Miss Drever, who had studied voice on the Continent, made a dramatic first appearance on the musical stage when she was promoted at the very last minute, from a minor rôle, to the star part of Kenna for the opening night of Edward German’s A Princess of Kensington (1903), in place of ailing prima donna Agnes Fraser. She subsequently worked for a period on the concert stage, returning to the theatre to tour in the comic opera Amasis (1907), and then to take first over from Elizabeth Firth as Natalie (i.e. Valencienne), and later in the star rôle of Sonia (ex-Hanna) in George Edwardes’s production of The Merry Widow at Daly’s Theatre.

After an appearance at the New Theatre in the title-rôle of a revival of Dorothy, she went to Paris and there created the part of Missia (ex-Sonia, ex-Hanna ex-Die lustige Witwe), otherwise France’s La Veuve joyeuse, with enormous success. Her performance left such a mark on the piece and the rôle that for many years the star rôle of La Veuve joyeuse was – decidedly curiously, given the plot – obligatorily played in France with a strong English accent.

Constance Drever as The Merry Widow. (Photo: Ebay)

Constance Drever as The Merry Widow. (Photo: Ebay)

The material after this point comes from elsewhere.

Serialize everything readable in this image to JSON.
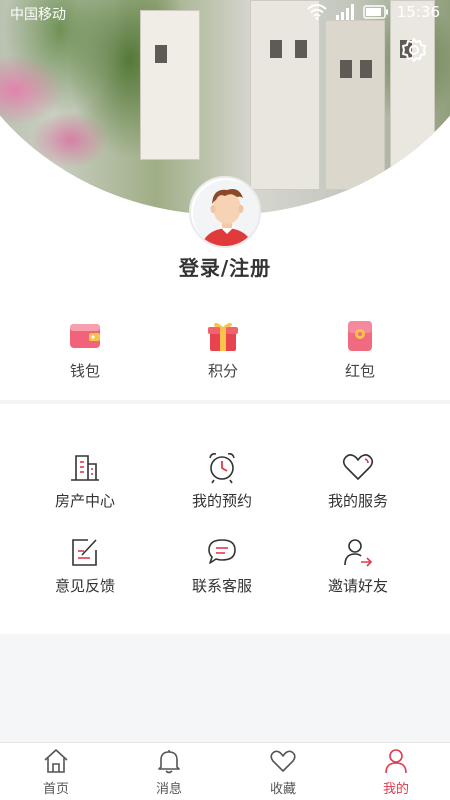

Back in Britain, she introduced ‘My Hero’ to Londoners in the rôle of Nadina in the English version of The Chocolate Soldier (1910) and she then moved on to star as Rosalinde in a remake of Die Fledermaus called Nightbirds (1911), as Lizzi Flora in Straus’s short-lived The Dancing Viennese (Eine vom Ballet, 1912) at the Coliseum, as Tatjana in Kerker’s Grass Widows (1912) and, in succession to Gertie Millar, as Lady Babby in the rewritten Zigeunerliebe (Gipsy Love, 1912).

After making her music-hall début at the Coliseum, she thereafter spent much of her time singing on similar programmes and she played out the last decade of her career as an actress and vocalist on the variety stage.

Miss Drever was the first wife of tenor-turned-musical agent Frank Boor (Isidor Notador in Poor Jonathan (1893), Dramaleigh in New York’s Utopia (Ltd) (1894),t/o Katana in The Geisha (1896), t/oLollius in A Greek Slave (1898) etc).

She died on 21 September 1948 in Edmonton, Alberta.